Q: What advantages do modular refineries offer over traditional, large-scale models?

A: We are betting on modular refineries and believe this will be a unique technological contribution to the country. Modular refineries provide a number of technological benefits for Mexico and have been proven successful in other countries in Latin America.

We have almost all the permissions we require for the construction, except for the SENER permit. In Tamaulipas and Matamoros where the projects are more advanced, we have made some small changes to our original plans. This means that we have had to adapt the permissions but we hope to have them approved by the end of the year. CAXXOR Group’s goal is to be among the first companies to receive permission to build a private refinery and we intend to reach that objective.  But we do not want our refineries to simply be token assets. They will contribute to Mexico’s private refining capabilities. Therefore, our refineries will be refining between 20Mboe/d and 40Mboe/d. A modular refinery that can process 20Mboe/d costs approximately US$250 million plus the infrastructure that we will have to install around the site. This is a large investment that we believe will total about US$350 million. We have a working relationship with a Mexican company called Refmex, which wants to have six refineries in Mexico. We chose to support the company with two of its refineries in Mexico, as well as others in other countries of the region. We believe that diversifying the risk between countries makes for a more attractive investment for investors and builds a stronger distribution network.


Q: What opportunities has that the company identified in private refining?                                 

A: The growth of investment into oil and gas in Mexico and the introduction of private players in the upstream segment means that the country will have ample strength in production. However, this is not necessarily the case in the export of refined goods. The lack of storage on a global level, and particularly in Mexico, added to the problems that led to the price crash. In that sense, there is clear opportunity for a series of strategically placed modular refineries and storage terminals to fill gaps in the Mexican market. CAXXOR has chosen the locations of its projects for strategic reasons that take into account our logistics plan across the region. There is a need for infrastructure in logistics, which we believe we can fill.
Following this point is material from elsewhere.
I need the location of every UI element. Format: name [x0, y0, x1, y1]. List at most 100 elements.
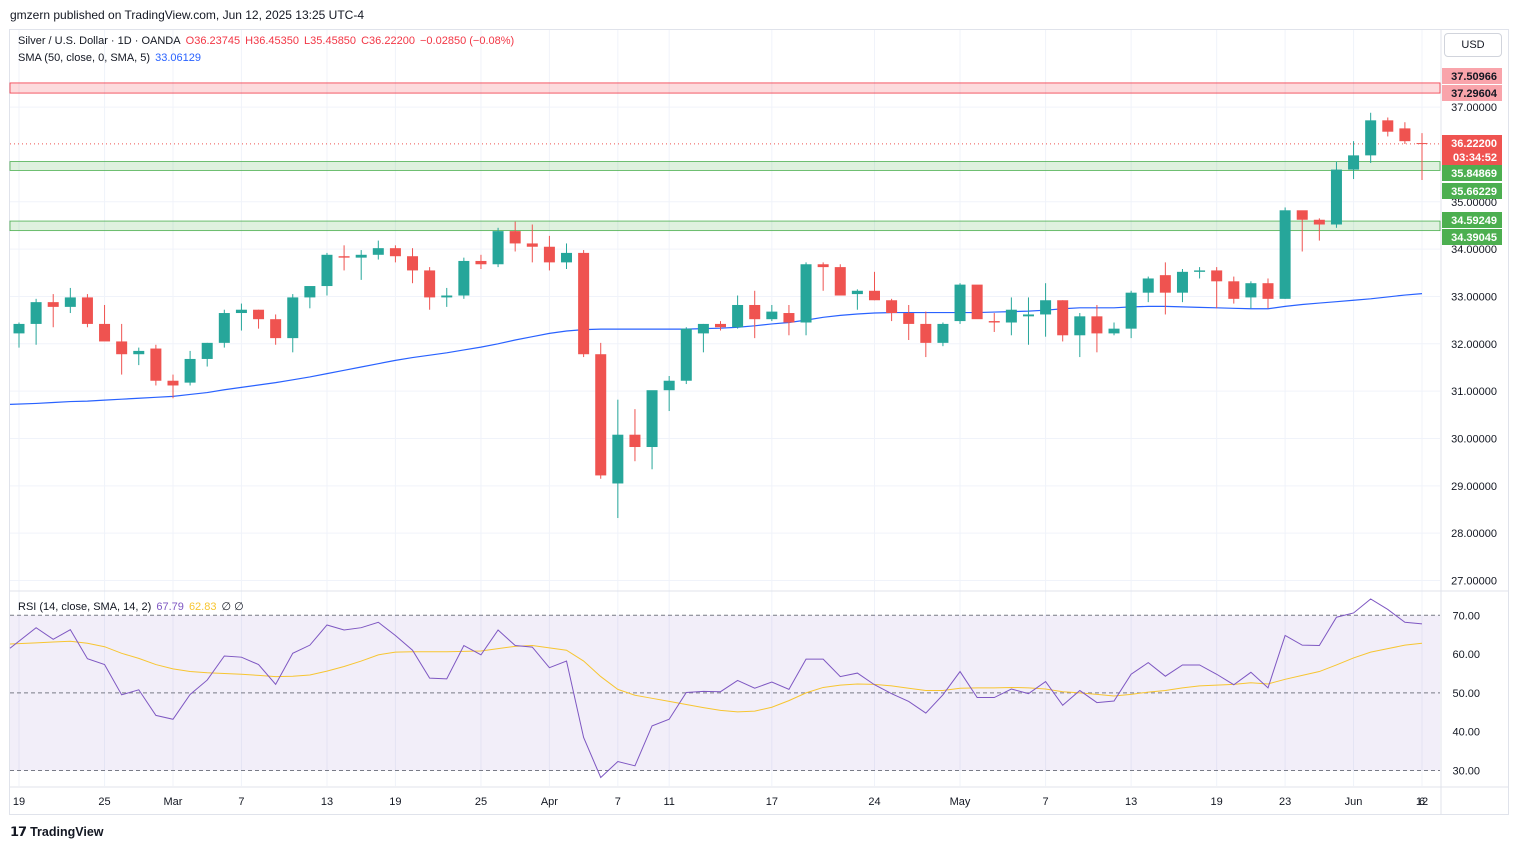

The technology behind the modular refineries means that construction is extremely quick, ready within two years, and that investors can recoup their investment in about four years. This is far more attractive than investment in other infrastructure, for example a freeway, which has an ROI of at least eight years.


Q: How does CAXXOR Group rate Mexico’s regional competitiveness in the new normal?

A: In regard to investments, Mexico is attractive for the long-term future. This is due to the emerging nature of the country, its young population and its geographic location. 

For the short term, there are other countries that may be more attractive to investors. Short-term projects are where Mexico loses some competitiveness against other countries.

CAXXOR Group believes that Mexico could be more aggressive when it comes to attracting investment. Due to the global situation caused by COVID-19, other countries, including developed countries, are having to attract outside investment. This, together with the country’s credit rating, will mean that Mexico must redouble its efforts to attract investments. A lack of investment may not be seen this year but the investment landscape in 2021 could certainly be more difficult. Latin America remains an attractive region generally, and it is an exciting time.


CAXXOR Group works throughout Latin America financing major infrastructure projects that generate development across the region and strengthen commercial opportunities.